The least squares loss function and its related knowledge are mentioned in linear regression. For this part of the knowledge is unclear to the students can refer to the previous article "linear regression, gradient descent." This paper focuses on the method of constructing loss function and minimizing loss function using least squares method.
Construction of loss function by least squares method
The least squares method is also an optimization approach, which is used to obtain the optimal value of the objective function. To put it simply: Let's minimize the total fit error (i.e. total residuals) of the predicted value and the real value.

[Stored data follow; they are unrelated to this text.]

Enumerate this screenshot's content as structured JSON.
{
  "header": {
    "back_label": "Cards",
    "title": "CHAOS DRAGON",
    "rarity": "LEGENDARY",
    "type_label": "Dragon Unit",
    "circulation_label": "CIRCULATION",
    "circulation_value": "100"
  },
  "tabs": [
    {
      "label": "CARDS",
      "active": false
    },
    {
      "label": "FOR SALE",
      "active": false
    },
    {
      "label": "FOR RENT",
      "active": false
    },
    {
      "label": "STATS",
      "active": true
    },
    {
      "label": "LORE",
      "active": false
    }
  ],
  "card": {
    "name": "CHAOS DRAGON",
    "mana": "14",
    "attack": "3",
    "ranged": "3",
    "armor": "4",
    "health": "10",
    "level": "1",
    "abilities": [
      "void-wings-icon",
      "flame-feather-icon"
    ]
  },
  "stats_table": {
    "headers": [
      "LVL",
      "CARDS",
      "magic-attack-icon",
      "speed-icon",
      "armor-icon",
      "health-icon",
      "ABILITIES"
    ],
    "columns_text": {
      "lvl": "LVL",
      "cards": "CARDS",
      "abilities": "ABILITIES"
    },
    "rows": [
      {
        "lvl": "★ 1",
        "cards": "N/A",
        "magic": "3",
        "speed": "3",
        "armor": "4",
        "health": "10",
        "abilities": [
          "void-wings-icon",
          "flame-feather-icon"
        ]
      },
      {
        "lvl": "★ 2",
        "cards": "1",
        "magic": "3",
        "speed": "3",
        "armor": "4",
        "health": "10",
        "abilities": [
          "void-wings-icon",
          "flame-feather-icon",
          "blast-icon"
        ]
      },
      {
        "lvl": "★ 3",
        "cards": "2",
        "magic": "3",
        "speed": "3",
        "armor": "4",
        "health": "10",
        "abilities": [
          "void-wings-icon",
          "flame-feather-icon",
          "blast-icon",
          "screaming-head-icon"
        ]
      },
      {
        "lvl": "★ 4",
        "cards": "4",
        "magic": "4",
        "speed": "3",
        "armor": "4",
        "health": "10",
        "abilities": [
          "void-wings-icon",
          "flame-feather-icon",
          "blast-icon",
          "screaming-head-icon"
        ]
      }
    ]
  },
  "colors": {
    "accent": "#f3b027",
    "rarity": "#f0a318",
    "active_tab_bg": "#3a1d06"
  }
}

The loss function is constructed using the least squares method in linear regression:
In the previous article, "Linear regression, gradient descent" mentioned in the solution of the loss function J (θ) to take the minimum θ value has two methods: gradient descent (gradient descent) and the regular equation (the normal equations). The following is mainly about the regular equation. Gradient descent method minimizing loss function reference article "linear regression, gradient descent"
The regular equation
The training features are represented as X-matrices, the results are expressed as Y-vectors, and the linear regression model is still the same, and the loss function is unchanged. Then θ can be derived directly from the following formula:
The derivation process involves the knowledge of linear algebra, where the linear algebra knowledge is not expanded in detail.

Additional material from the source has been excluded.